My SIL claimed that she had been cheated of her share of cashews in the avalakki she got. Her suspicion was that my FIL had eaten all her cashews.

It then led to war of limericks between them. When my husband (H) chimed in with his indifference, I decided to jump in and call "order".



FIL:

    Too much ado about some fucking cashew!
    After all it is a bloody, measly 'nut', ah! phew!
    Of it, if avalakki is bereft,
    It is a sign of some theft -
    To gobble them up, take from your husband a cue

    - GO-'DUMB'-I-POP

All for a cashew!
Source: Google Images



SIL:

    Not measly is the glorious cashew, 
    Why will you not give it its due?
    'Tis a nut sublime, 
    And almost a crime, 
    Not to pilfer but instead eschew.
    



FIL:
    
    Oh! Your blasted, fucking euology, despite,
    Made with unbecoming and shocking spite,
    All for an insipid nut!
    It is only a mutt
    Who can go to ecstasy for a bite, right?!

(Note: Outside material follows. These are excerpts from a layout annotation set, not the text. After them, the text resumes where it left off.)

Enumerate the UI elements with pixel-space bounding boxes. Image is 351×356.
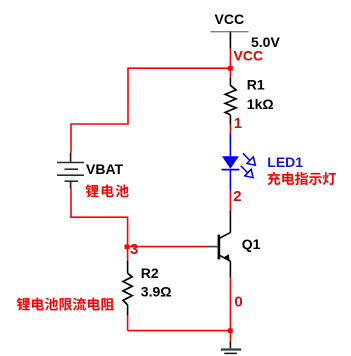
junction VCC node [228, 66, 233, 71]
LED LED1 [222, 133, 304, 191]
resistor R2 [123, 247, 171, 331]
wire base net [127, 246, 207, 248]
wire node 1 [229, 125, 231, 134]
svg-text:VBAT: VBAT [86, 161, 124, 177]
wire battery bottom to node 3 [71, 189, 128, 247]
svg-text:Q1: Q1 [242, 236, 261, 252]
svg-text:3.9Ω: 3.9Ω [141, 283, 172, 299]
wire to ground [229, 331, 231, 342]
svg-text:VCC: VCC [215, 11, 245, 27]
node 0 junction [228, 328, 233, 333]
label 锂电池限流电阻 [17, 298, 114, 311]
wire VCC rail vertical [229, 49, 231, 78]
transistor Q1 [207, 211, 261, 278]
battery VBAT [57, 153, 124, 189]
wire node 2 [229, 191, 231, 211]
svg-text:VCC: VCC [234, 47, 264, 63]
svg-text:R1: R1 [247, 76, 265, 92]
power symbol VCC [211, 11, 249, 49]
svg-text:LED1: LED1 [267, 154, 303, 170]
svg-text:R2: R2 [141, 265, 159, 281]
wire bottom net [128, 330, 231, 332]
svg-text:1: 1 [234, 115, 242, 132]
node 3 junction [125, 244, 130, 249]
label 锂电池 [86, 184, 129, 197]
wire emitter to node 0 [229, 278, 231, 331]
svg-text:1kΩ: 1kΩ [247, 96, 274, 112]
ground [221, 342, 241, 354]
svg-text:3: 3 [130, 241, 138, 258]
label 充电指示灯 [267, 172, 336, 185]
wire VCC horizontal to battery branch [71, 68, 230, 152]
svg-text:2: 2 [233, 188, 241, 205]
svg-text:0: 0 [234, 293, 242, 310]
resistor R1 [225, 76, 273, 124]
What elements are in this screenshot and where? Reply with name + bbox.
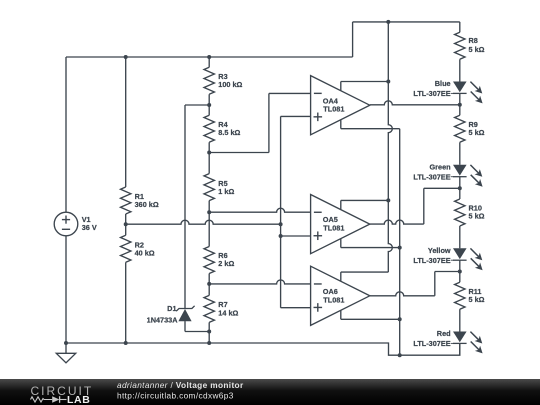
svg-text:D1: D1 [167, 304, 176, 313]
svg-text:LTL-307EE: LTL-307EE [413, 339, 450, 348]
svg-text:5 kΩ: 5 kΩ [469, 45, 485, 54]
svg-text:Blue: Blue [435, 79, 451, 88]
svg-text:100 kΩ: 100 kΩ [218, 80, 242, 89]
svg-text:adriantanner / Voltage monitor: adriantanner / Voltage monitor [117, 380, 244, 390]
svg-text:LTL-307EE: LTL-307EE [413, 172, 450, 181]
svg-text:Green: Green [430, 163, 451, 172]
svg-text:40 kΩ: 40 kΩ [135, 249, 155, 258]
svg-text:LAB: LAB [67, 394, 90, 405]
svg-text:36 V: 36 V [82, 223, 97, 232]
svg-text:Red: Red [437, 329, 451, 338]
svg-text:TL081: TL081 [323, 224, 344, 233]
svg-text:5 kΩ: 5 kΩ [469, 295, 485, 304]
svg-text:1N4733A: 1N4733A [147, 316, 179, 325]
svg-text:360 kΩ: 360 kΩ [135, 200, 159, 209]
svg-text:5 kΩ: 5 kΩ [469, 128, 485, 137]
svg-text:R8: R8 [469, 36, 478, 45]
svg-text:2 kΩ: 2 kΩ [218, 259, 234, 268]
svg-text:8.5 kΩ: 8.5 kΩ [218, 128, 240, 137]
svg-text:http://circuitlab.com/cdxw6p3: http://circuitlab.com/cdxw6p3 [117, 390, 234, 400]
svg-text:5 kΩ: 5 kΩ [469, 212, 485, 221]
svg-text:LTL-307EE: LTL-307EE [413, 89, 450, 98]
svg-text:Yellow: Yellow [428, 246, 451, 255]
svg-text:TL081: TL081 [323, 105, 344, 114]
svg-text:14 kΩ: 14 kΩ [218, 308, 238, 317]
svg-text:1 kΩ: 1 kΩ [218, 187, 234, 196]
svg-text:LTL-307EE: LTL-307EE [413, 256, 450, 265]
svg-text:TL081: TL081 [323, 295, 344, 304]
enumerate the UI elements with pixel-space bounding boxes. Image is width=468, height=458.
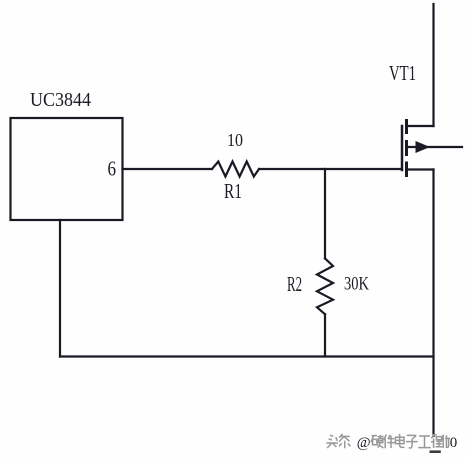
transistor VT1 (N-channel MOSFET: gate bar, channel bars, drain/source stubs, body arrow) <box>402 121 462 176</box>
svg-text:R1: R1 <box>224 179 242 203</box>
wm char 条 <box>339 434 350 448</box>
resistor R2 <box>317 258 333 314</box>
wire source down <box>432 170 434 437</box>
wire drain top <box>432 4 434 126</box>
wire stub below watermark <box>431 450 440 453</box>
wm char 电 <box>395 434 404 448</box>
wm char 师 <box>443 435 450 448</box>
wire R2 top lead <box>324 169 326 258</box>
svg-text:@: @ <box>357 435 371 451</box>
watermark 头条 @硬件电子工程师0 (hand-drawn gray strokes) <box>326 434 450 448</box>
wm char 头 <box>326 435 338 448</box>
wire bottom bus <box>60 355 434 357</box>
resistor R1 <box>212 162 259 177</box>
svg-text:UC3844: UC3844 <box>30 89 91 111</box>
svg-text:10: 10 <box>227 130 243 150</box>
svg-text:30K: 30K <box>344 275 369 295</box>
IC U1 UC3844 box <box>11 118 123 220</box>
wm char 子 <box>406 435 418 448</box>
wm char 件 <box>384 434 395 448</box>
svg-text:VT1: VT1 <box>389 61 416 85</box>
wm char 硬 <box>371 435 384 448</box>
svg-text:6: 6 <box>108 157 117 181</box>
svg-text:R2: R2 <box>287 272 302 296</box>
wm char 工 <box>418 436 431 448</box>
wire R1 to gate <box>259 168 402 170</box>
wire R2 bottom lead <box>324 314 326 356</box>
wire pin6 to R1 <box>123 168 213 170</box>
wm char 程 <box>431 435 442 448</box>
wire UC3844 bottom pin down <box>59 220 61 357</box>
svg-text:0: 0 <box>450 435 458 451</box>
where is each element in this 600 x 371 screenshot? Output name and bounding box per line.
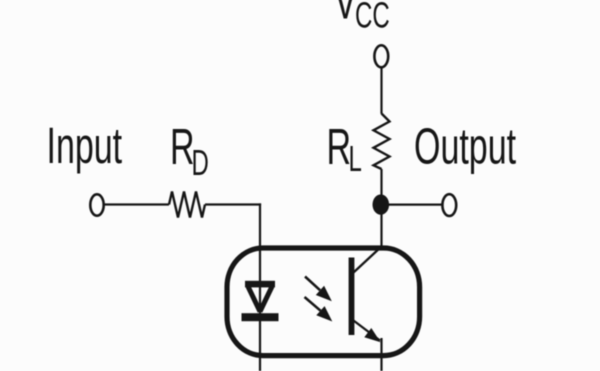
svg-text:Input: Input [47,118,123,174]
svg-text:D: D [192,143,209,183]
svg-text:L: L [349,139,362,179]
svg-text:CC: CC [355,0,390,36]
svg-text:Output: Output [414,119,516,175]
svg-text:V: V [334,0,357,30]
svg-text:R: R [327,119,352,175]
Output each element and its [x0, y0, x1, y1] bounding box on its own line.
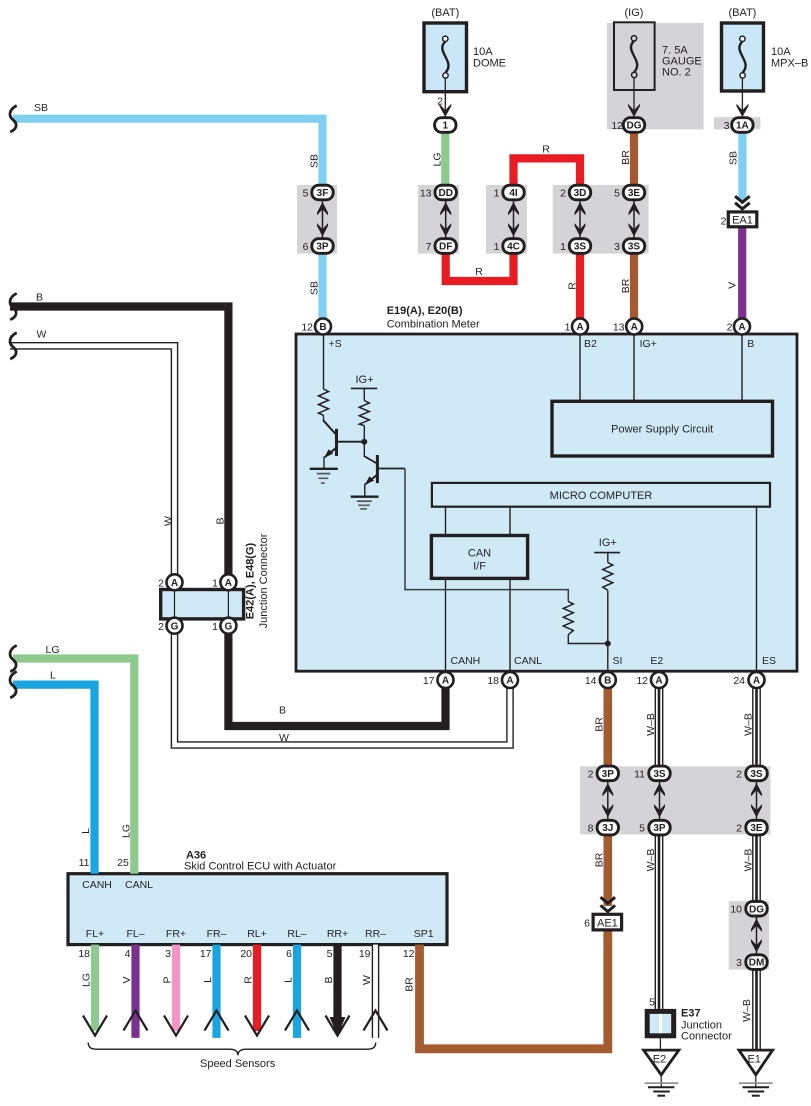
junction node on IG+ line [361, 439, 367, 445]
shading behind connector 1A [714, 117, 760, 129]
junction connector E42(A) E48(G) body [161, 590, 244, 619]
meter pin 18 A [502, 672, 518, 688]
junction node SI [605, 641, 611, 647]
connector 3S/3P arrows [654, 782, 665, 819]
svg-text:3P: 3P [602, 769, 615, 780]
junction pin 1 G [220, 618, 236, 634]
svg-text:AE1: AE1 [597, 917, 618, 929]
svg-text:B: B [279, 705, 286, 717]
junction pin 2 G [167, 618, 183, 634]
svg-text:CANH: CANH [82, 879, 112, 891]
wire ES from micro computer to pin 24 [756, 507, 758, 673]
svg-text:R: R [243, 976, 255, 984]
svg-text:DD: DD [438, 188, 452, 199]
svg-text:MICRO COMPUTER: MICRO COMPUTER [550, 490, 653, 502]
svg-text:4C: 4C [507, 242, 520, 253]
svg-text:1: 1 [212, 578, 218, 590]
svg-text:A: A [738, 322, 745, 333]
svg-text:A: A [225, 578, 232, 589]
svg-text:G: G [171, 621, 179, 632]
svg-text:W–B: W–B [741, 999, 753, 1022]
connector oval 3D [569, 185, 590, 200]
wire +S inside meter from pin 12 [323, 334, 325, 389]
meter pin 1 A [572, 319, 588, 335]
ground inside meter at Q2 [351, 497, 379, 509]
svg-text:11: 11 [79, 857, 90, 869]
svg-text:LG: LG [121, 824, 133, 838]
svg-text:V: V [121, 976, 133, 983]
wire BR from fuse GAUGE to connector 3E [630, 128, 638, 190]
svg-text:3P: 3P [653, 823, 666, 834]
svg-text:DG: DG [627, 121, 642, 132]
skid control ECU A36 body [68, 874, 447, 945]
connector oval DG [623, 118, 644, 133]
svg-text:LG: LG [46, 644, 60, 656]
svg-text:W: W [163, 516, 175, 526]
svg-text:BR: BR [620, 150, 632, 165]
shading behind connector DG/DM [729, 901, 769, 969]
svg-text:W–B: W–B [645, 849, 657, 872]
arrow down speed sensor RR+ [326, 1016, 350, 1036]
svg-text:BR: BR [594, 852, 606, 867]
svg-text:A: A [442, 676, 449, 687]
svg-text:B: B [604, 676, 611, 687]
resistor on IG+ left line [359, 401, 369, 426]
connector 3P/3J arrows [602, 782, 613, 819]
wire IG+ inside meter from pin 13 to power supply [633, 334, 635, 401]
wire BR from connector AE1 to skid ECU pin 12 SP1 [420, 930, 608, 1049]
wire L speed sensor FR- [212, 945, 220, 1038]
wire L from stub to skid ECU pin 11 [13, 685, 95, 874]
junction connector E37 [645, 1009, 677, 1050]
connector oval 3P top [597, 766, 618, 781]
svg-text:SB: SB [34, 102, 48, 114]
connector AE1 [593, 897, 622, 930]
svg-text:B: B [323, 976, 335, 983]
wire B2 inside meter from pin 1 to power supply [579, 334, 581, 401]
svg-text:E19(A), E20(B): E19(A), E20(B) [387, 305, 463, 317]
wire W-B from meter pin 12 E2 to connector 3S [655, 687, 664, 768]
connector oval 3P [312, 239, 333, 254]
svg-text:A: A [506, 676, 513, 687]
svg-text:A: A [171, 578, 178, 589]
svg-text:3: 3 [165, 948, 171, 960]
svg-text:FL+: FL+ [86, 928, 104, 940]
connector oval 3S mid [649, 766, 670, 781]
meter pin 14 B [600, 672, 616, 688]
svg-text:25: 25 [117, 857, 129, 869]
svg-text:A: A [576, 322, 583, 333]
svg-text:3S: 3S [574, 242, 587, 253]
svg-text:1: 1 [560, 241, 566, 253]
svg-text:1: 1 [565, 322, 571, 334]
ground E1 [739, 1050, 773, 1096]
connector oval 4C [503, 239, 524, 254]
svg-text:DM: DM [749, 958, 765, 969]
ground E2 [644, 1050, 679, 1096]
svg-text:A: A [753, 676, 760, 687]
svg-text:18: 18 [78, 948, 90, 960]
wire CANL inside meter to pin 18 [509, 578, 511, 672]
transistor Q2 [364, 442, 405, 497]
svg-text:2: 2 [158, 578, 164, 590]
svg-text:3S: 3S [750, 769, 763, 780]
power supply circuit box [552, 401, 773, 456]
connector oval 3F [312, 185, 333, 200]
resistor on IG+ SI line [603, 563, 613, 591]
svg-text:L: L [50, 669, 56, 681]
wire LG from fuse DOME to connector DD [441, 128, 449, 190]
svg-text:13: 13 [420, 188, 432, 200]
wire W from stub through junction connector to meter pin 18 [10, 346, 175, 582]
svg-text:6: 6 [303, 241, 309, 253]
fuse 10A DOME [424, 23, 467, 117]
svg-text:CAN: CAN [468, 548, 491, 560]
svg-text:5: 5 [639, 823, 645, 835]
svg-text:Speed Sensors: Speed Sensors [200, 1058, 276, 1070]
svg-text:DG: DG [749, 904, 764, 915]
svg-text:L: L [80, 828, 92, 834]
svg-text:2: 2 [736, 823, 742, 835]
connector oval DF [435, 239, 456, 254]
connector DD/DF arrows [440, 201, 451, 238]
wire B inside meter from pin 2 to power supply [741, 334, 743, 401]
arrow up speed sensor RR- [364, 1011, 388, 1031]
svg-text:B: B [36, 292, 43, 304]
svg-text:Combination Meter: Combination Meter [387, 318, 480, 330]
connector oval 3J [597, 820, 618, 835]
svg-text:Connector: Connector [681, 1031, 732, 1043]
svg-text:3F: 3F [317, 188, 329, 199]
wire W-B from connector DM to ground E1 [752, 967, 761, 1050]
svg-text:L: L [283, 977, 295, 983]
svg-text:6: 6 [286, 948, 292, 960]
svg-text:W–B: W–B [645, 713, 657, 736]
svg-text:3S: 3S [628, 242, 641, 253]
svg-text:CANH: CANH [451, 655, 481, 667]
wire SB from fuse MPX-B to connector EA1 [738, 128, 746, 201]
resistor on +S line [319, 389, 329, 415]
connector oval 3E [623, 185, 644, 200]
svg-text:3E: 3E [750, 823, 763, 834]
CAN I/F box [431, 536, 527, 579]
svg-text:P: P [162, 976, 174, 983]
svg-text:2: 2 [736, 769, 742, 781]
svg-text:Power Supply Circuit: Power Supply Circuit [611, 424, 713, 436]
svg-text:2: 2 [437, 96, 443, 108]
shading behind connector DD/DF [418, 185, 459, 254]
wire L speed sensor RL- [293, 945, 301, 1038]
svg-text:5: 5 [649, 997, 655, 1009]
connector 4I/4C arrows [508, 201, 519, 238]
svg-text:17: 17 [423, 675, 435, 687]
micro computer box [432, 483, 770, 507]
meter pin 12 B [315, 319, 331, 335]
svg-text:1: 1 [494, 188, 500, 200]
svg-text:20: 20 [240, 948, 252, 960]
shading behind connector 4I/4C [486, 185, 527, 254]
svg-text:2: 2 [158, 621, 164, 633]
svg-text:+S: +S [329, 338, 342, 350]
svg-text:E2: E2 [653, 1054, 666, 1066]
svg-text:7: 7 [426, 241, 432, 253]
wire SB from connector 3P to meter pin 12 [318, 250, 326, 322]
svg-text:W: W [361, 975, 373, 985]
svg-text:24: 24 [733, 675, 745, 687]
meter pin 12 E2 A [651, 672, 667, 688]
wire break squiggle W [10, 333, 17, 359]
svg-text:DF: DF [439, 242, 452, 253]
connector oval 3S right [623, 239, 644, 254]
wire IG+ resistor to SI node and pin 14 [607, 590, 609, 672]
svg-text:5: 5 [614, 188, 620, 200]
svg-text:E1: E1 [747, 1054, 760, 1066]
svg-text:3P: 3P [316, 242, 329, 253]
svg-text:R: R [542, 144, 550, 156]
svg-text:L: L [202, 977, 214, 983]
svg-text:2: 2 [588, 769, 594, 781]
svg-text:3D: 3D [574, 188, 587, 199]
svg-text:IG+: IG+ [355, 374, 373, 386]
svg-text:E42(A), E48(G): E42(A), E48(G) [245, 542, 257, 619]
svg-text:10: 10 [730, 904, 742, 916]
svg-text:1: 1 [443, 121, 449, 132]
svg-text:12: 12 [301, 322, 313, 334]
svg-text:5: 5 [303, 188, 309, 200]
arrow down speed sensor FR+ [164, 1016, 188, 1036]
svg-text:(BAT): (BAT) [431, 7, 459, 19]
svg-text:(BAT): (BAT) [728, 7, 756, 19]
wire W-B from meter pin 24 ES to connector 3S [752, 687, 761, 768]
svg-text:CANL: CANL [125, 879, 153, 891]
svg-text:5: 5 [327, 948, 333, 960]
svg-text:B: B [215, 517, 227, 524]
meter pin 17 A [438, 672, 454, 688]
shading behind connector 3F/3P [297, 185, 337, 254]
svg-text:3J: 3J [602, 823, 613, 834]
svg-text:17: 17 [200, 948, 212, 960]
meter pin 13 A [626, 319, 642, 335]
wire CANH inside meter to pin 17 [445, 578, 447, 672]
svg-text:V: V [727, 282, 739, 289]
svg-text:3: 3 [614, 241, 620, 253]
svg-text:11: 11 [634, 769, 645, 781]
fuse 10A MPX-B [722, 23, 764, 117]
meter pin 2 A [734, 319, 750, 335]
connector oval 1A [732, 118, 753, 133]
svg-text:B: B [319, 322, 326, 333]
svg-text:A: A [631, 322, 638, 333]
wire micro computer to CAN I/F left [445, 507, 447, 536]
fuse 7.5A GAUGE NO.2 [614, 22, 655, 117]
svg-text:NO. 2: NO. 2 [662, 67, 691, 79]
speed sensors brace [88, 1043, 376, 1056]
shading behind connectors 3D/3S and 3E/3S [553, 185, 649, 254]
svg-text:I/F: I/F [473, 561, 486, 573]
connector 3E/3S arrows [629, 201, 640, 238]
svg-text:19: 19 [359, 948, 371, 960]
svg-text:R: R [475, 266, 483, 278]
svg-text:18: 18 [487, 675, 499, 687]
wire break squiggle L [10, 671, 17, 697]
wire W-B from connector 3E to connector DG [752, 833, 761, 903]
svg-text:1: 1 [212, 621, 218, 633]
connector oval 3S lower right [746, 766, 767, 781]
svg-text:SB: SB [309, 154, 321, 168]
wire R speed sensor RL+ [253, 945, 261, 1031]
shading behind connectors 3P/3J 3S/3P 3S/3E [580, 766, 770, 834]
arrow down speed sensor FL+ [83, 1016, 107, 1036]
svg-text:IG+: IG+ [599, 537, 617, 549]
svg-text:IG+: IG+ [640, 338, 657, 350]
arrow into connector DG below fuse GAUGE [628, 104, 640, 117]
connector EA1 [728, 196, 757, 227]
wire break squiggle B [10, 293, 17, 319]
arrow up speed sensor FR- [205, 1011, 229, 1031]
svg-text:W: W [37, 329, 47, 341]
svg-text:8: 8 [588, 823, 594, 835]
svg-text:10A: 10A [771, 46, 791, 58]
wire BR from connector 3J to connector AE1 [603, 833, 612, 906]
connector oval DM [746, 955, 767, 970]
svg-text:Junction Connector: Junction Connector [258, 533, 270, 628]
svg-text:12: 12 [611, 120, 623, 132]
wire R from connector 4I to connector 3D [514, 158, 581, 191]
connector oval DG lower [746, 901, 767, 916]
connector 3D/3S arrows [575, 201, 586, 238]
meter pin 24 A [749, 672, 765, 688]
svg-text:4I: 4I [509, 188, 518, 199]
wire break squiggle LG [10, 645, 17, 671]
connector 3F/3P arrows [317, 201, 328, 238]
wire P speed sensor FR+ [172, 945, 180, 1031]
svg-text:Skid Control ECU with Actuator: Skid Control ECU with Actuator [184, 861, 337, 873]
svg-text:SB: SB [309, 281, 321, 295]
arrow into connector 1A below fuse MPX-B [736, 104, 748, 117]
arrow up speed sensor FL- [124, 1011, 148, 1031]
svg-text:1: 1 [494, 241, 500, 253]
connector oval 3S [569, 239, 590, 254]
svg-text:3E: 3E [628, 188, 641, 199]
svg-text:2: 2 [721, 216, 727, 228]
svg-text:1A: 1A [736, 121, 749, 132]
svg-text:DOME: DOME [473, 58, 506, 70]
svg-text:LG: LG [81, 973, 93, 987]
wire V speed sensor FL- [131, 945, 139, 1038]
wire V from connector EA1 to meter pin 2 [738, 227, 746, 322]
svg-text:R: R [567, 282, 579, 290]
svg-text:W–B: W–B [743, 849, 755, 872]
svg-text:2: 2 [560, 188, 566, 200]
svg-text:FL–: FL– [126, 928, 144, 940]
svg-text:CANL: CANL [514, 655, 542, 667]
svg-text:RR–: RR– [365, 928, 386, 940]
wire BR from connector 3S to meter pin 13 [630, 250, 638, 322]
wire B speed sensor RR+ [333, 945, 341, 1031]
wire break squiggle SB [10, 106, 17, 132]
connector oval 3P bottom [649, 820, 670, 835]
transistor Q1 [323, 415, 364, 469]
svg-text:G: G [225, 621, 233, 632]
svg-text:3: 3 [724, 120, 730, 132]
wire BR from meter pin 14 SI to connector 3P [603, 686, 612, 768]
svg-text:2: 2 [727, 322, 733, 334]
connector 3S/3E arrows [751, 782, 762, 819]
svg-text:RR+: RR+ [327, 928, 348, 940]
svg-text:B2: B2 [584, 338, 597, 350]
svg-text:SP1: SP1 [414, 928, 434, 940]
svg-text:10A: 10A [473, 46, 493, 58]
arrow up speed sensor RL- [285, 1011, 309, 1031]
svg-text:SB: SB [728, 151, 740, 165]
connector oval DD [435, 185, 456, 200]
svg-text:14: 14 [585, 675, 597, 687]
svg-text:12: 12 [403, 948, 415, 960]
svg-text:BR: BR [594, 717, 606, 732]
junction pin 1 A [220, 574, 236, 590]
svg-text:W–B: W–B [743, 713, 755, 736]
svg-text:E2: E2 [650, 655, 663, 667]
svg-text:3: 3 [736, 957, 742, 969]
arrow down speed sensor RL+ [245, 1016, 269, 1036]
junction pin 2 A [167, 574, 183, 590]
arrow into connector 1 below fuse DOME [439, 104, 451, 117]
svg-text:LG: LG [432, 152, 444, 166]
svg-text:13: 13 [613, 322, 625, 334]
svg-text:12: 12 [636, 675, 648, 687]
wire SB from battery stub to connector 3F [13, 115, 323, 123]
shading behind fuse GAUGE NO.2 and connector DG [607, 23, 704, 129]
svg-text:SI: SI [613, 655, 623, 667]
svg-text:4: 4 [125, 948, 131, 960]
svg-text:EA1: EA1 [732, 215, 753, 227]
svg-text:FR+: FR+ [166, 928, 186, 940]
wire B from stub through junction connector to meter pin 17 [10, 307, 228, 583]
connector oval 4I [503, 185, 524, 200]
wire R from connector 3S to meter pin 1 [576, 250, 584, 322]
svg-text:BR: BR [404, 977, 416, 992]
svg-text:A: A [655, 676, 662, 687]
svg-text:6: 6 [584, 918, 590, 930]
connector DG/DM arrows [751, 917, 762, 954]
svg-text:MPX–B: MPX–B [771, 58, 808, 70]
connector oval 1 [435, 118, 456, 133]
svg-text:E37: E37 [681, 1008, 701, 1020]
resistor to SI node [563, 601, 573, 634]
wire R from connector DF to connector 4C [446, 248, 514, 281]
wire LG speed sensor FL+ [91, 945, 99, 1031]
combination meter E19(A),E20(B) body [296, 334, 797, 671]
svg-text:RL+: RL+ [247, 928, 267, 940]
connector oval 3E lower [746, 820, 767, 835]
svg-text:B: B [747, 338, 754, 350]
wire LG from stub to skid ECU pin 25 [13, 659, 134, 874]
wire micro computer to CAN I/F right [509, 507, 511, 536]
wire from Q2 collector to SI resistor [405, 469, 568, 602]
svg-text:W: W [279, 732, 289, 744]
svg-text:3S: 3S [653, 769, 666, 780]
wire W speed sensor RR- [372, 945, 380, 1038]
ground inside meter at Q1 [310, 469, 338, 483]
wire W-B from connector 3P to junction connector E37 [655, 833, 664, 1009]
svg-text:FR–: FR– [207, 928, 227, 940]
svg-text:RL–: RL– [287, 928, 306, 940]
svg-text:ES: ES [762, 655, 776, 667]
svg-text:(IG): (IG) [625, 7, 644, 19]
svg-text:BR: BR [620, 278, 632, 293]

    - GO-DUMB-I-POP virachita

    

SIL:
Limerick wars
Source: Google Images

    I cannot help this Philistine, 
    Who rejects a nut so pristine, 
    Calls it a mutt, 
    Likens it to his butt,
    Such a person deserves the guillotine. 
    
    


FIL:
    

    
    Oh! My darling Beti, Oh! My dear, dear, dear!
    Your epicurean kaju-love brings me a sad tear!
    I'm appalled at your taste
    Developed in unseemly haste.
    And to ill-constructed ditties I cannot lend my ear.

Source: Google Images
    - CASH-POP-YOU
    

H:
        
    Who to trust Appa or Sarayew
    Qualms they have not more than few
    Ethics, they both badly lack
    how dare a pot call the kettle black
    don't care coz I dislike godambi. Phew!
    
    
Believe me - I actually did do this!
Source: Google Images
     Me:

    Oh Good Lord! - All this ballyhoo
    For a stupid fucking nut called cashew
    I look around queasily 
    What a crazy family!
    As a frustrated DIL, I now impose a CURFEW!